Beitrag zu Katalogen: The Arts for Television, Los Angeles,
Museum of Contemporary Art, 1987. Bill Viola: Raciones para llamar a la puerta de una
casa vacia, Séville, Museo de Arte Contemporaneo, 1989. Bill Viola, Paris,
Musée d'Art Moderne de la Ville de Paris, ARC, 1983. Nostos II von Thierry Kuntzel,
Paris, Centre Georges Pompidou, 1984. Visibilita Zero : Ingo Gunther, Francesco Ruiz
de Infante, Jem Cohen, Gary Hill, Cipri e Maresco, Rome, Graffiti, 1997.

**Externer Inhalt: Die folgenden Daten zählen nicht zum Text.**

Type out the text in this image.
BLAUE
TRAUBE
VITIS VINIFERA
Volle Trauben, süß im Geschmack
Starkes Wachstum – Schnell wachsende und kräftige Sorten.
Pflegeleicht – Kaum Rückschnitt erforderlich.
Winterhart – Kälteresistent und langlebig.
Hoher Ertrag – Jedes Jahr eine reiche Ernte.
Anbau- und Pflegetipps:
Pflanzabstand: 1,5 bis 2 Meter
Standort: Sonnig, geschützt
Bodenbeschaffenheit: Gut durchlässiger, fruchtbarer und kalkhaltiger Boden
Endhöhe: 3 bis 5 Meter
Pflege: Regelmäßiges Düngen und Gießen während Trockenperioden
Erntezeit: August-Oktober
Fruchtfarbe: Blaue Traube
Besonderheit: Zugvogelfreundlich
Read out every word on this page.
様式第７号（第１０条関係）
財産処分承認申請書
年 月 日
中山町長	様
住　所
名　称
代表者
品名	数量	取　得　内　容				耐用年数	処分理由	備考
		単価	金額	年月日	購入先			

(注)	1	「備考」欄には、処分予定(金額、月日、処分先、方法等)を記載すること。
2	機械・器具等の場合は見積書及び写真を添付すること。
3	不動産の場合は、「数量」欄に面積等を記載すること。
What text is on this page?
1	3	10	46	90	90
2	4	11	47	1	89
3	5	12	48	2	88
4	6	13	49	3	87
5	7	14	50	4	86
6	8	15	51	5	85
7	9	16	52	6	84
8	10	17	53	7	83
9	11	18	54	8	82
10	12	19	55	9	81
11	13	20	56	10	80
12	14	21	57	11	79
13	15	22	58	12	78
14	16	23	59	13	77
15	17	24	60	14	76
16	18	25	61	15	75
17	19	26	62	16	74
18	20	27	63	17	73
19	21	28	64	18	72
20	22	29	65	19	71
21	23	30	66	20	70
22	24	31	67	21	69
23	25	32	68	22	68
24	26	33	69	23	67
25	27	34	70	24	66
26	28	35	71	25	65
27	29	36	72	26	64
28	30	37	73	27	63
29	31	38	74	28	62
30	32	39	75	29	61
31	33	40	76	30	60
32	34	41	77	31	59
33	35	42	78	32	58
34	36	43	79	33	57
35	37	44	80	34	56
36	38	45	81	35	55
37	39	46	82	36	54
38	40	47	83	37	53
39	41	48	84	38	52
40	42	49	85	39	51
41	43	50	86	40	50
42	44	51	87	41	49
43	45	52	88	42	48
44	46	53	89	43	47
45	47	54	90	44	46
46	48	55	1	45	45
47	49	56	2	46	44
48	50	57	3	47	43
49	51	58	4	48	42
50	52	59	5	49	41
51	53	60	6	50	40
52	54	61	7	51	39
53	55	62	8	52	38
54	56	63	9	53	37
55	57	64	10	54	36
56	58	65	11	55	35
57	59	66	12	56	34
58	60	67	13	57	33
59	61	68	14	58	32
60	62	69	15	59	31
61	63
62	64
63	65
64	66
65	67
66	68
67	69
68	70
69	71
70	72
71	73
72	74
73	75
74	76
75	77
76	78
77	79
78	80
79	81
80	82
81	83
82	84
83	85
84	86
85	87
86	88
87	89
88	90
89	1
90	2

Gemeinschaftsarbeit: Paysages virtuels: image vidéo, image de
synthèse (mit Anne Cauquelin, Thierry Kuntzel, Jean-Louis Weissberg, Florence de
Mèredieu), Paris, Verl. Dis-Voir, 1988. L'Odyssée virtuelle (avec Jean-Marc
Peyron), Paris, La Documentation Française, 1991.
Dziga Vertov-Gruppe
Jean-Luc Godard, Jean-Pierre Gorin, Gérard Martin, Nathalie Billard und Armand Marco
bildeten zusammen die Dziga Vertov-Gruppe. Sie wurde in Frankreich nach den Mai-Unruhen im
Jahre 1968 gegründet. Die Gruppe ist das Resultat der Begegnung Jean-Luc Godards mit dem
politisch aktiven Jean-Pierre Gorin. Man erachtete es als notwendig, eine neue Zelle zu
bilden, in der man keinen politischen Film macht, sondern in der man versucht "auf
politische Art und Weise politische Filme zu drehen" (Jean-Luc Godard). Der Name
Dziga Vertov symbolisiert ein Filmgenre, bei dem man die Welt im Namen des Proletariats
zeigen möchte. Die Gruppe interessiert sich hauptsächlich für die Produktion und
weniger für den Filmvertrieb. Laut den Mitgliedern der Gruppe, die Anhänger des
Marxismus waren, muß die Produktion den Vertrieb und den Konsum bestimmen. Man bedient
sich des Bekanntheitsgrades von Jean-Luc Godard und wendete sich dem Fernsehen zu, um
Aufträge zu erhalten, die manchmal im nachhinein wieder zurückgezogen werden, wie z.B.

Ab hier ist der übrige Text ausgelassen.